Vague de violences djihadistes au Mozambique
28 mars 2024Au Mozambique, depuis le début de l'année, les habitants de Cabo Delgado vivent à nouveau dans la peur. Plusieurs stations balnéaires ont été le théâtre de combats entre les forces de sécurité et les djihadistes. Conséquence : entre début février et début mars, environ 100.000 personnes ont fui. Parmi elles, 61.000 enfants, selon les chiffres de l'OIM, l'Organisation internationale pour les migrations.
Un regain de violences, alors que cela fait sept ans déjà que le conflit est latent dans cette province septentrionale du Mozambique. Régulièrement, des témoins rapportent des cas de décapitations et d'enlèvements. En tout, depuis le début du conflit armé en 2017, environ 780.000 personnes ont été chassées de chez elles à cause des violences.
Des liens avec la RDC
Une situation qui rappelle celle qui prévaut dans les provinces de l'Ituri et du Nord Kivu, dans l'est de la République démocratique du Congo. Là-bas ce sont environ sept millions de personnes qui ont fui les affrontements entre, d'un côté, l'armée congolaise et ses alliés, et de l'autre, différents groupes rebelles, dont les plus importants sont le M23, soutenu par le Rwanda, et les ADF, affiliés au groupe Etat islamique.
"En RDC, les forces gouvernementales congolaises et ougandaises sont à l'offensive pour repousser leurs adversaires, en grande partie des combattants islamistes", explique Fernando Cardoso, expert en relations internationales à l'université de Lisbonne. "Ces derniers se replient alors vers la Tanzanie et pénètrent ensuite dans le nord du Mozambique, où ils viennent alimenter la guerre dans le Cabo Delgado, notamment avec des armes, des capacités et un commandement. C'est cela qui démoralise actuellement les troupes mozambicaines".
"Interconnexion entre les différents groupes"
Selon cet expert, ces derniers mois, un nombre non négligeable de combattants djihadistes lourdement armés se sont ainsi déplacés de l'est de la RDC vers la province de Cabo Delgado. Une région qui, de par son isolement, fournit une base idéale pour leurs activités, selon Egna Sidumo, experte en sécurité. "Il existe des liens étroits entre les différents groupes terroristes et islamistes de la région", assure l'experte actuellement en poste à l'université Bergen, en Norvège. "Il ne fait aucun doute que l'Ouganda, la Tanzanie et la RDC ont des combattants qui opèrent au Mozambique, bien plus intensivement qu'autrefois", selon elle. "Des rapports font même état de la présence de combattants kenyans et sud-africains. Ils participent tous à l'idée d'un califat sur la côte swahilie. Il y a donc une grande interconnexion entre les différents groupes".
Pour Egna Sidumo, la seule issue possible se trouve dans le renforcement des forces de sécurité nationale et une véritable coopération entre les différents Etats affectés.

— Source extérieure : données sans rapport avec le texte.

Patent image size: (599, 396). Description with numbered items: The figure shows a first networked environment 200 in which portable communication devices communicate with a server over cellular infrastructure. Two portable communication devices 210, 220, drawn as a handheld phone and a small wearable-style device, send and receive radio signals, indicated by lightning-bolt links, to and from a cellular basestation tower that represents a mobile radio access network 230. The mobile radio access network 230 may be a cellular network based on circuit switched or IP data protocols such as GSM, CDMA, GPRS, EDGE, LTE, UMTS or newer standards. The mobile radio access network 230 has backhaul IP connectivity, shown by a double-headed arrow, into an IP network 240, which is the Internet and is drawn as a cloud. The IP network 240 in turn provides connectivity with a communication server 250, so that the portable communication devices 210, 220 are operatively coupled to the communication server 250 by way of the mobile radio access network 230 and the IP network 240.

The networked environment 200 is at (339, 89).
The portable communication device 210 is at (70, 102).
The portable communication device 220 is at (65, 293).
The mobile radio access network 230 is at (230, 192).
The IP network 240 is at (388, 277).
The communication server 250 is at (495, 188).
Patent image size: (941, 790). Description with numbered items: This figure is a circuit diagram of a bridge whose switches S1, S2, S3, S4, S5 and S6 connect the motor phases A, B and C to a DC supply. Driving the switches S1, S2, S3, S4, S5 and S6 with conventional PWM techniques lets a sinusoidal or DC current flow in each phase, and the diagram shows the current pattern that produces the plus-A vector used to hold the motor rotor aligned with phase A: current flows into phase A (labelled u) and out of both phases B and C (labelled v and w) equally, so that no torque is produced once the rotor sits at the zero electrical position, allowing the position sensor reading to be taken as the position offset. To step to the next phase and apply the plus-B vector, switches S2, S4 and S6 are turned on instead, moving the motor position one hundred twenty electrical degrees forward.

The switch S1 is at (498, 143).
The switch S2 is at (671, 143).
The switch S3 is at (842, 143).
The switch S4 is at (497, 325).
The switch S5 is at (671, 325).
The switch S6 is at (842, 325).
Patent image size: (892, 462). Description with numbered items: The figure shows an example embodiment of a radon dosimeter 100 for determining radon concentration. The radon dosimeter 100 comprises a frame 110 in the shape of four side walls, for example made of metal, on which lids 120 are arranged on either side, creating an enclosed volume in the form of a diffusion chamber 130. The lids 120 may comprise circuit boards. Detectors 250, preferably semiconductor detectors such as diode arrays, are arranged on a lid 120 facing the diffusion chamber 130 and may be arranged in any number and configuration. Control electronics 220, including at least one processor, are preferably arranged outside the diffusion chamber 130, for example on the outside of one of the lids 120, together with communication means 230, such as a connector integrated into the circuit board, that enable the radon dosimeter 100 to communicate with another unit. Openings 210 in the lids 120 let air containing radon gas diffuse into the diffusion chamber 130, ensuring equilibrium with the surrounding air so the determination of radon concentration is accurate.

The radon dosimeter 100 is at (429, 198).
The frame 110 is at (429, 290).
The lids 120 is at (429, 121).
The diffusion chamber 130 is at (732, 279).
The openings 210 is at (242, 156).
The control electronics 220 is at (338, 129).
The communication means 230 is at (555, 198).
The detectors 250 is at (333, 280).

Jusqu'à présent, deux vœux qui restent pieux. De son côté, le journaliste d'investigation congolais, Fiston Mahamba, confirme lui aussi l'intensification des liens entre les deux zones de conflit et au-delà, entre les groupes djihadistes sur tout le continent.
Demandes de rançons
Cofondateur de Congo Check, un portail de vérification d'informations, il s'est en particulier penché sur les sources de revenus des organisations islamistes en RDC. "Ils reçoivent tout ça de contrebande locale, ils font des kidnappings, après ils demandent des rançons", explique-t-il. "Au Congo, ils ont accès parfois aux minerais et au cacao, ça c'est très, très documenté. Après, il y a aussi le financement international, donc ils reçoivent des combattants qui viennent de Syrie, qui viennent d'Irak avec du cash."
Impossible donc d'ignorer l'influence des groupes terroristes dans l'est de la République démocratique du Congo sur leurs pairs au Mozambique. Un constat qui se traduit aussi au niveau linguistique : la plupart des vidéos de propagande publiées par les djihadistes à Cabo Delgado sont rédigées et publiées en kiswahili, une langue parlée en Tanzanie, en Ouganda et dans l'est de la RDC.